La crise sanitaire a profondément changé nos habitudes : c’est une évidence. Les différents mois de confinement, les mesures de restriction et couvre-feu, ont fait apparaître de nouvelles aspirations chez la plupart des citoyens qui ont vu en cette expérience, une façon de repenser leur mode de vie. Avec l’essor du télétravail, depuis le premier confinement, les Français, parmi les plus aisés, se sont tournés vers leurs traditionnelles résidences secondaires, souvent situées dans un environnement plus vert et proche de la nature, en bord de mer, ou à la campagne, mais proches des grandes villes. Celles qui ont longtemps souffert d’un manque d'intérêt se transforment désormais en résidences semi-principales : c’est-à-dire qu’elles ne sont plus seulement destinées aux vacances ou aux week-ends. Une nouvelle donne qui va doper, à coup sûr, le marché immobilier.

Le bonheur est dans le pré

Si le concept de résidence semi- principale était déjà connu et en pratique chez les retraités désireux de partager leur pied à terre entre ville et campagne, ce mode de vie semble séduire aujourd’hui une clientèle plus jeune et plus large chez les actifs ; ces derniers ayant par exemple obtenu l’accord de leur employeur pour travailler à distance quelques jours par semaine.
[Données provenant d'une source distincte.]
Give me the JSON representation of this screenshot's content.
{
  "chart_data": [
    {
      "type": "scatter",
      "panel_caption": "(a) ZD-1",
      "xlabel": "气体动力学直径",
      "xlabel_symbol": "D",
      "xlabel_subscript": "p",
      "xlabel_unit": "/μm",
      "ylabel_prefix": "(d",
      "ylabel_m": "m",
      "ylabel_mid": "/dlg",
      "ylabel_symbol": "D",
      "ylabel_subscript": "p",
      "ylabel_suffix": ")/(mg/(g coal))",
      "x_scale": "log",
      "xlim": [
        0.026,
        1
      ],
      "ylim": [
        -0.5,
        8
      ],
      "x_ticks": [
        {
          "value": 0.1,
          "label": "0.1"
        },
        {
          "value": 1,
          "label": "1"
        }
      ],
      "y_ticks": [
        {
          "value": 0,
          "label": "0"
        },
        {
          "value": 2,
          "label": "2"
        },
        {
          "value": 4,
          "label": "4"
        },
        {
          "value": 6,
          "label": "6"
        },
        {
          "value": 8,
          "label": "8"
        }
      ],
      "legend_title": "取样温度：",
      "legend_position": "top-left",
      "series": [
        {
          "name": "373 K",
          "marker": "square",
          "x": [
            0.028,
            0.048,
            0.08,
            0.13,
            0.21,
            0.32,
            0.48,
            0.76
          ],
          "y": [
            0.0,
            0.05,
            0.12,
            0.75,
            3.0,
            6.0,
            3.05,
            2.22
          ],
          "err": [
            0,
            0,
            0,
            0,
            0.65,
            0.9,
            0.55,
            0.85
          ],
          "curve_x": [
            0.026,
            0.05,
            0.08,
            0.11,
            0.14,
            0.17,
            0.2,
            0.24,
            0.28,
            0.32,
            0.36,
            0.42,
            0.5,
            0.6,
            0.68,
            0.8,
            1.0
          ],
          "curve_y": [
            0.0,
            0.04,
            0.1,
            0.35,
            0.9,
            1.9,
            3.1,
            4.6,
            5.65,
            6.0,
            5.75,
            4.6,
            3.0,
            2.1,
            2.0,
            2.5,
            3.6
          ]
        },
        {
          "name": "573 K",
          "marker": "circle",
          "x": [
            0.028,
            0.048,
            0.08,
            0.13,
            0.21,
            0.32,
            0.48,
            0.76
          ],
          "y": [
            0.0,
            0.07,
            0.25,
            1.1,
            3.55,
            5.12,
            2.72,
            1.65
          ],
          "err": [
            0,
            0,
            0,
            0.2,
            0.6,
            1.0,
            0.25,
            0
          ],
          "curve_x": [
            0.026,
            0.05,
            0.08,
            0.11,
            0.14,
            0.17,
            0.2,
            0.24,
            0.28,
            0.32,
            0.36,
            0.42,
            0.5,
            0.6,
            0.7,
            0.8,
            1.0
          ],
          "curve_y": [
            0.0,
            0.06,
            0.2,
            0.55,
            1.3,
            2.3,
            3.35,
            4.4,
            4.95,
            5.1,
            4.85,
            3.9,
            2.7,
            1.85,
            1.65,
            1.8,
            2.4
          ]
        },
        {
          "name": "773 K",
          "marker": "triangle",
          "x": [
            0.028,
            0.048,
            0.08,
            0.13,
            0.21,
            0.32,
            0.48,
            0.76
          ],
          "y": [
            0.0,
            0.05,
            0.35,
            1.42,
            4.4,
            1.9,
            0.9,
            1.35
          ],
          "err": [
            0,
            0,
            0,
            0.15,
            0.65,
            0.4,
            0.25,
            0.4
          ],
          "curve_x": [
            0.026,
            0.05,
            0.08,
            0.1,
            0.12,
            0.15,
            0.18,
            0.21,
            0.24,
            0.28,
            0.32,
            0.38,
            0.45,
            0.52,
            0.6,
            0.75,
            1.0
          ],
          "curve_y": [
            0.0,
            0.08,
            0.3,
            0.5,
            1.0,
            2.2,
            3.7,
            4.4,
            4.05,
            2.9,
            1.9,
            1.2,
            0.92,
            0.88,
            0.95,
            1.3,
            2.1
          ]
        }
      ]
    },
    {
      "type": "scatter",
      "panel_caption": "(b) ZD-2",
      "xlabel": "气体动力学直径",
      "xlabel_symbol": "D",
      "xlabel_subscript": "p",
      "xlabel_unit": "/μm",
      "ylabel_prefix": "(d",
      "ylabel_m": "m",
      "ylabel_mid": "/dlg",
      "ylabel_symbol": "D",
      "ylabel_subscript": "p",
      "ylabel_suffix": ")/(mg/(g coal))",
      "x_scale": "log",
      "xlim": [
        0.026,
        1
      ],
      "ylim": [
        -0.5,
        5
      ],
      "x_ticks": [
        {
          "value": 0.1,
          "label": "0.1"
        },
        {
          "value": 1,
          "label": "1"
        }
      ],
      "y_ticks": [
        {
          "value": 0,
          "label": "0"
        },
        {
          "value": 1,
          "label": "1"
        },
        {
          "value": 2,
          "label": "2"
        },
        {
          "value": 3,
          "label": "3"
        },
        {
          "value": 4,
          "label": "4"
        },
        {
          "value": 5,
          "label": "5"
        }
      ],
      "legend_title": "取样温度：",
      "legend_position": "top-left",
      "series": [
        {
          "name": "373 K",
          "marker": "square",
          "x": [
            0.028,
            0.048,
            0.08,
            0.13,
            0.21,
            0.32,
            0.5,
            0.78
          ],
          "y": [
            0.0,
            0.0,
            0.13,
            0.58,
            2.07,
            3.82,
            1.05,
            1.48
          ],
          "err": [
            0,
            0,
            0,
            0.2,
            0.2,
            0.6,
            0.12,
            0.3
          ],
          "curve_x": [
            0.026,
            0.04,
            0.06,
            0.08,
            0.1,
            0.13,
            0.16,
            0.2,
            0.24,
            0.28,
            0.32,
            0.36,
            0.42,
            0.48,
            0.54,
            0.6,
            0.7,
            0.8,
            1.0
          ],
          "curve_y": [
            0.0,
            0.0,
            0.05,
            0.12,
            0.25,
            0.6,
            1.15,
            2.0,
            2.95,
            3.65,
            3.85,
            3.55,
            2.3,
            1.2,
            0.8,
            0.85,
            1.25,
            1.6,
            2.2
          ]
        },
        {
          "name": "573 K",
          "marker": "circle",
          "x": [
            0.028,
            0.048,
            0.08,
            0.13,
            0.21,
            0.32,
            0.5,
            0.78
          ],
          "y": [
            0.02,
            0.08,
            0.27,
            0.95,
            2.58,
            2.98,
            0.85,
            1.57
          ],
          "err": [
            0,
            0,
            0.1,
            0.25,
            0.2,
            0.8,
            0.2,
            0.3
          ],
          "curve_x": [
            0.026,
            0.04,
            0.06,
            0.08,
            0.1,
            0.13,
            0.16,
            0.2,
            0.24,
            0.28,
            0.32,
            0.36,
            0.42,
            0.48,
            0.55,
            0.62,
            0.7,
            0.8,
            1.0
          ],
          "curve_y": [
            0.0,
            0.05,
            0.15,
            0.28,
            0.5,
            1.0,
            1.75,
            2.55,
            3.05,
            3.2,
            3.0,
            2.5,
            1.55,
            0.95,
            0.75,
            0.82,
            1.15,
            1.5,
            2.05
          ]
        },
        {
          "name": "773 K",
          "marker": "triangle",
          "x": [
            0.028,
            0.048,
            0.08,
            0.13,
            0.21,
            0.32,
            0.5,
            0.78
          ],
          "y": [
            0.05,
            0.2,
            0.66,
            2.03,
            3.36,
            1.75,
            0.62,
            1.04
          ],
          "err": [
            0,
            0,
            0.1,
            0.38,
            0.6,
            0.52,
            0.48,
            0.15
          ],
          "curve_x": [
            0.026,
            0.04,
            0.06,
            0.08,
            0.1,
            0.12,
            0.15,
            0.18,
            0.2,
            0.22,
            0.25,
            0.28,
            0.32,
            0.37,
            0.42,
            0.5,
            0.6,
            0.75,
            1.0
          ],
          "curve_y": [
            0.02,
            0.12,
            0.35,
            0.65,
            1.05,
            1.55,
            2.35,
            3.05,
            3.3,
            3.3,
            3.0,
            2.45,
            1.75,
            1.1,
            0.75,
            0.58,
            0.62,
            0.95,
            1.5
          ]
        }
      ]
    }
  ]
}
D'occasionnelle, la résidence secondaire est donc passée à usuellenotamment chez certains cadres parisiens qui en profitent pour réunir leur famille. Dotés de la fibre optique, et de toutes les infrastructures nécessaires depuis leur second bien, ils peuvent continuer d’exercer sans problème leur activité professionnelle, le tout dans un cadre de vie plus agréable et serein, loin du stress de la ville et de la pollution. Ce lieu de villégiature qui était jusqu’alors occupé quelques semaines seulement par an risque, à terme, de se substituer à la résidence principale. Et pour cause : l’acquisition d’une résidence secondaire offre de réelles opportunités et l'occasion de développer son patrimoine. Un investissement certes coûteux mais qui peut vite s’amortir si l’on profite régulièrement du bien.